Odpowie za kierowanie pod wpływem narkotyków
Policjanci z Chodzieży w ostatnim czasie zatrzymali kierowcę, który prowadził auto będąc pod wpływem narkotyków. Nie jest to jego jedyne przewinienie. Policja przypomina, że kierowanie pojazdem pod wpływem środka odurzającego jest przestępstwem i jednocześnie apeluje o rozsądek na drodze.
W miniony poniedziałek chodzieska „patrolówka” w środku nocy zatrzymała do kontroli drogowej samochód, którym kierował 31-letni mieszkaniec Chodzieży. Mężczyzna był trzeźwy, ale jego nerwowe zachowanie go zdradziło. Badanie narkotesterem wykazało, że jest pod wpływem amfetaminy. Policjanci znaleźli także przy nim woreczek z białym proszkiem. Była to amfetamina. Funkcjonariusze zatrzymali kierowcę, a także w formie elektronicznej, jego uprawnienia do kierowania.

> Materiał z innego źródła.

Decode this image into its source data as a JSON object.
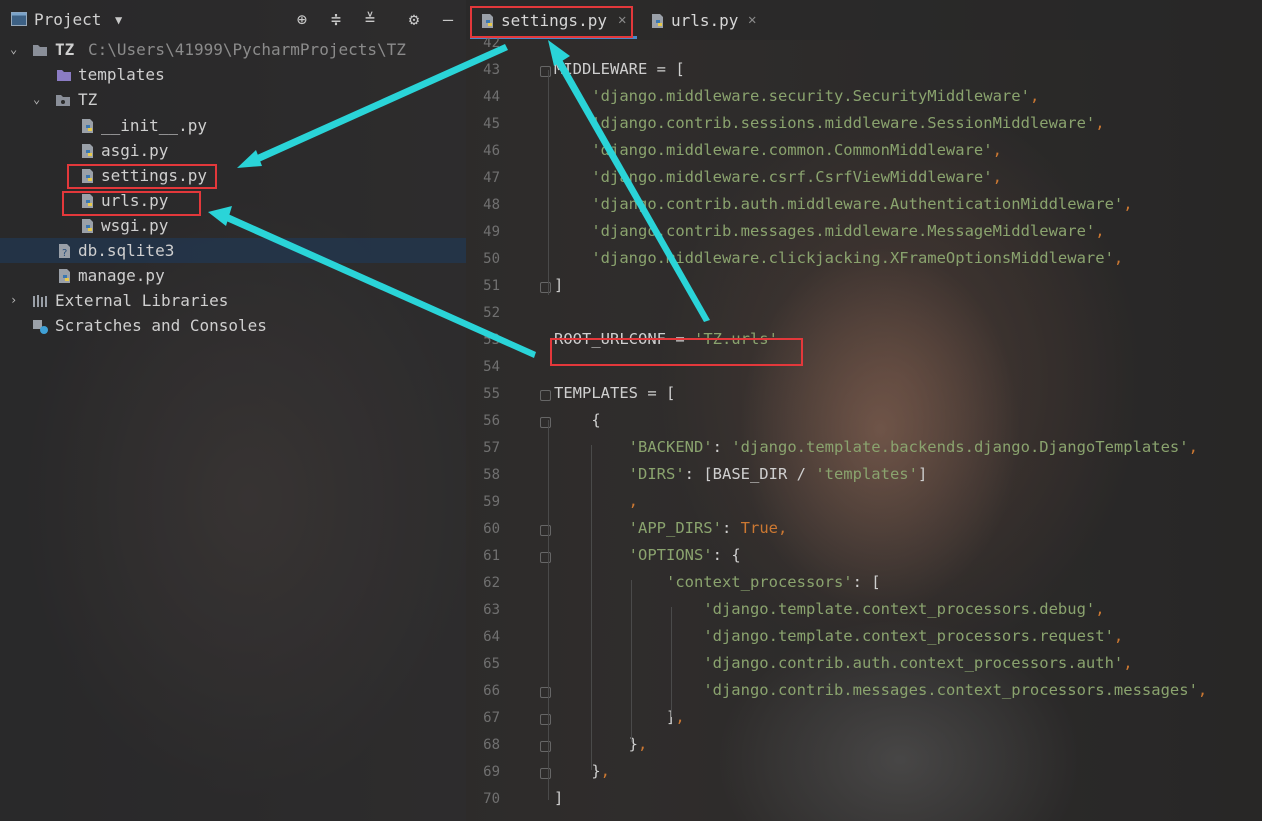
{
  "sidebar": {
    "title": "Project",
    "tree": [
      {
        "label": "TZ",
        "path": "C:\\Users\\41999\\PycharmProjects\\TZ"
      },
      {
        "label": "templates"
      },
      {
        "label": "TZ"
      },
      {
        "label": "__init__.py"
      },
      {
        "label": "asgi.py"
      },
      {
        "label": "settings.py"
      },
      {
        "label": "urls.py"
      },
      {
        "label": "wsgi.py"
      },
      {
        "label": "db.sqlite3"
      },
      {
        "label": "manage.py"
      },
      {
        "label": "External Libraries"
      },
      {
        "label": "Scratches and Consoles"
      }
    ]
  },
  "tabs": [
    {
      "label": "settings.py",
      "active": true
    },
    {
      "label": "urls.py",
      "active": false
    }
  ],
  "editor": {
    "line_numbers": [
      "42",
      "43",
      "44",
      "45",
      "46",
      "47",
      "48",
      "49",
      "50",
      "51",
      "52",
      "53",
      "54",
      "55",
      "56",
      "57",
      "58",
      "59",
      "60",
      "61",
      "62",
      "63",
      "64",
      "65",
      "66",
      "67",
      "68",
      "69",
      "70"
    ],
    "lines": [
      [],
      [
        {
          "t": "MIDDLEWARE = [",
          "c": "p"
        }
      ],
      [
        {
          "t": "    ",
          "c": "p"
        },
        {
          "t": "'django.middleware.security.SecurityMiddleware'",
          "c": "s"
        },
        {
          "t": ",",
          "c": "k"
        }
      ],
      [
        {
          "t": "    ",
          "c": "p"
        },
        {
          "t": "'django.contrib.sessions.middleware.SessionMiddleware'",
          "c": "s"
        },
        {
          "t": ",",
          "c": "k"
        }
      ],
      [
        {
          "t": "    ",
          "c": "p"
        },
        {
          "t": "'django.middleware.common.CommonMiddleware'",
          "c": "s"
        },
        {
          "t": ",",
          "c": "k"
        }
      ],
      [
        {
          "t": "    ",
          "c": "p"
        },
        {
          "t": "'django.middleware.csrf.CsrfViewMiddleware'",
          "c": "s"
        },
        {
          "t": ",",
          "c": "k"
        }
      ],
      [
        {
          "t": "    ",
          "c": "p"
        },
        {
          "t": "'django.contrib.auth.middleware.AuthenticationMiddleware'",
          "c": "s"
        },
        {
          "t": ",",
          "c": "k"
        }
      ],
      [
        {
          "t": "    ",
          "c": "p"
        },
        {
          "t": "'django.contrib.messages.middleware.MessageMiddleware'",
          "c": "s"
        },
        {
          "t": ",",
          "c": "k"
        }
      ],
      [
        {
          "t": "    ",
          "c": "p"
        },
        {
          "t": "'django.middleware.clickjacking.XFrameOptionsMiddleware'",
          "c": "s"
        },
        {
          "t": ",",
          "c": "k"
        }
      ],
      [
        {
          "t": "]",
          "c": "p"
        }
      ],
      [],
      [
        {
          "t": "ROOT_URLCONF = ",
          "c": "p"
        },
        {
          "t": "'TZ.urls'",
          "c": "s"
        }
      ],
      [],
      [
        {
          "t": "TEMPLATES = [",
          "c": "p"
        }
      ],
      [
        {
          "t": "    {",
          "c": "p"
        }
      ],
      [
        {
          "t": "        ",
          "c": "p"
        },
        {
          "t": "'BACKEND'",
          "c": "s"
        },
        {
          "t": ": ",
          "c": "p"
        },
        {
          "t": "'django.template.backends.django.DjangoTemplates'",
          "c": "s"
        },
        {
          "t": ",",
          "c": "k"
        }
      ],
      [
        {
          "t": "        ",
          "c": "p"
        },
        {
          "t": "'DIRS'",
          "c": "s"
        },
        {
          "t": ": [BASE_DIR / ",
          "c": "p"
        },
        {
          "t": "'templates'",
          "c": "s"
        },
        {
          "t": "]",
          "c": "p"
        }
      ],
      [
        {
          "t": "        ",
          "c": "p"
        },
        {
          "t": ",",
          "c": "k"
        }
      ],
      [
        {
          "t": "        ",
          "c": "p"
        },
        {
          "t": "'APP_DIRS'",
          "c": "s"
        },
        {
          "t": ": ",
          "c": "p"
        },
        {
          "t": "True",
          "c": "k"
        },
        {
          "t": ",",
          "c": "k"
        }
      ],
      [
        {
          "t": "        ",
          "c": "p"
        },
        {
          "t": "'OPTIONS'",
          "c": "s"
        },
        {
          "t": ": {",
          "c": "p"
        }
      ],
      [
        {
          "t": "            ",
          "c": "p"
        },
        {
          "t": "'context_processors'",
          "c": "s"
        },
        {
          "t": ": [",
          "c": "p"
        }
      ],
      [
        {
          "t": "                ",
          "c": "p"
        },
        {
          "t": "'django.template.context_processors.debug'",
          "c": "s"
        },
        {
          "t": ",",
          "c": "k"
        }
      ],
      [
        {
          "t": "                ",
          "c": "p"
        },
        {
          "t": "'django.template.context_processors.request'",
          "c": "s"
        },
        {
          "t": ",",
          "c": "k"
        }
      ],
      [
        {
          "t": "                ",
          "c": "p"
        },
        {
          "t": "'django.contrib.auth.context_processors.auth'",
          "c": "s"
        },
        {
          "t": ",",
          "c": "k"
        }
      ],
      [
        {
          "t": "                ",
          "c": "p"
        },
        {
          "t": "'django.contrib.messages.context_processors.messages'",
          "c": "s"
        },
        {
          "t": ",",
          "c": "k"
        }
      ],
      [
        {
          "t": "            ",
          "c": "p"
        },
        {
          "t": "]",
          "c": "p"
        },
        {
          "t": ",",
          "c": "k"
        }
      ],
      [
        {
          "t": "        ",
          "c": "p"
        },
        {
          "t": "}",
          "c": "p"
        },
        {
          "t": ",",
          "c": "k"
        }
      ],
      [
        {
          "t": "    ",
          "c": "p"
        },
        {
          "t": "}",
          "c": "p"
        },
        {
          "t": ",",
          "c": "k"
        }
      ],
      [
        {
          "t": "]",
          "c": "p"
        }
      ]
    ]
  },
  "colors": {
    "annotation_box": "#e3383b",
    "annotation_arrow": "#2ad4d8",
    "string": "#8aa36e",
    "keyword": "#cc7832",
    "selection": "#213750",
    "tab_underline": "#4a88c7"
  },
  "icons": [
    "project-window-icon",
    "chevron-down-icon",
    "locate-icon",
    "expand-all-icon",
    "collapse-all-icon",
    "gear-icon",
    "minimize-icon",
    "folder-icon",
    "python-file-icon",
    "database-file-icon",
    "library-icon",
    "scratches-icon",
    "close-icon"
  ]
}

Mężczyzna usłyszał już zarzut posiadania blisko 50 gramów amfetaminy. Jeśli badania krwi potwierdzą, że prowadził pojazd będąc pod wpływem substancji prawnie zabronionych, wówczas będzie miał uzupełnione zarzuty o ten właśnie czyn.
Decyzją prokuratora mężczyzna raz w tygodniu będzie stawiał się w siedzibie chodzieskiej Policji na dozór.
Policja przypomina, że prowadzenie pojazdu pod wpływem środka odurzającego jest przestępstwem, za które grozi kara pozbawienia wolności do lat 2. Nie jest to żadne novum. Korzystanie z takich używek ma wpływ na bezpieczeństwo w ruchu drogowym. W niektórych przypadkach może powodować senność czy otępienie, w innych pobudzenie, skłonność do agresywnych i ryzykownych zachowań na drodze. Kierowca musi być skoncentrowany i zdolny do szybkiego podejmowania decyzji w zmieniających się warunkach otoczenia, a narkotyki z pewnością zaburzają tę sprawność i negatywnie oddziałują na zmysły, co w konsekwencji prowadzić może do tragicznych skutków.